As time passed, however, the patients say the NIH scientists pulled back. A September visit Brianne Dressen had scheduled for additional neurologic testing was converted to a telemedicine appointment. In December, Nath asked her to stop sending patients his way. “It is best for such patients to receive care from their local physicians,” he wrote to her.

For patients, the silence from NIH was distressing, especially as they struggled to find care elsewhere. The scientists “took the data and left us hanging,” says a person who traveled to NIH in the spring of 2021. “I have no treatment, I have no idea what’s happening to my body.” Physicians, several patients said, had nothing to offer and sometimes even declared the symptoms imagined.
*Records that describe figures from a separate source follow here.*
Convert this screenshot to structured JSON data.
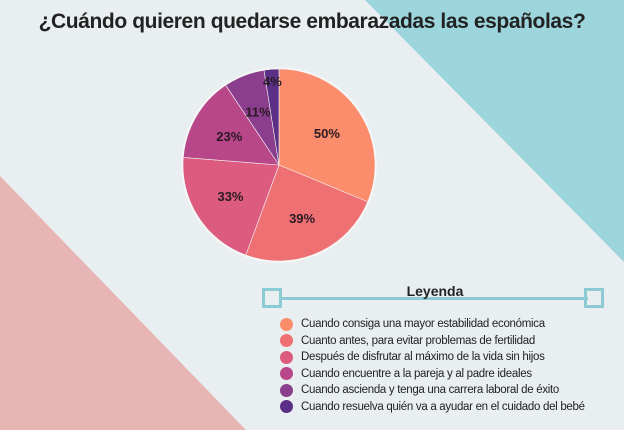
{
  "title": "¿Cuándo quieren quedarse embarazadas las españolas?",
  "chart_data": {
    "type": "pie",
    "legend_title": "Leyenda",
    "legend_placement": "bottom-right",
    "slices": [
      {
        "label": "Cuando consiga una mayor estabilidad económica",
        "value": 50,
        "display": "50%",
        "color": "#fb8c6c"
      },
      {
        "label": "Cuanto antes, para evitar problemas de fertilidad",
        "value": 39,
        "display": "39%",
        "color": "#ee7072"
      },
      {
        "label": "Después de disfrutar al máximo de la vida sin hijos",
        "value": 33,
        "display": "33%",
        "color": "#dc5b7f"
      },
      {
        "label": "Cuando encuentre a la pareja y al padre ideales",
        "value": 23,
        "display": "23%",
        "color": "#b8478a"
      },
      {
        "label": "Cuando ascienda y tenga una carrera laboral de éxito",
        "value": 11,
        "display": "11%",
        "color": "#8c3e8e"
      },
      {
        "label": "Cuando resuelva quién va a ayudar en el cuidado del bebé",
        "value": 4,
        "display": "4%",
        "color": "#5b2f86"
      }
    ]
  },
  "colors": {
    "background": "#e9eef0",
    "teal": "#9dd5dc",
    "pink": "#e8b5b5"
  }
}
Nath told Science NIH facilities are not equipped to treat large numbers of patients long-term. Says the health care worker of the effort: “It’s too much for two people at the NIH to do.”

The NIH data, which documented the patient cases, haven’t been reported yet. Two top medical journals declined to publish a case series of about 30 people, which Nath first submitted in March 2021. Nath says he understands the rejection. The data weren’t “cut and dried; it was observational studies.” This month, the scientists submitted a case series of 23 people to a third publication, and Nath says his group has submitted an amendment to a Long Covid protocol to include patients with postvaccine side effects.

Science contacted regulators and vaccinemakers about any information they’d gleaned on these side effects. A Pfizer spokesperson wrote, “We can confirm it’s something we’re monitoring.” Moderna, AstraZeneca, and Johnson & Johnson all said they take side effects seriously and share reports they receive with regulators. An FDA spokesperson said the agency “continues to maintain a strong focus on monitoring the safety of the COVID-19 vaccines,” while the European Medicines Agency notes it “is taking steps to use real-world data from clinical practice to monitor the safety and effectiveness of COVID-19 treatments and vaccines.”

Other researchers note the scientific community is uneasy about studying such effects. “Everyone is tiptoeing around it,” Pretorius says. “I’ve talked to a lot of clinicians and researchers at various universities, and they don’t want to touch it.”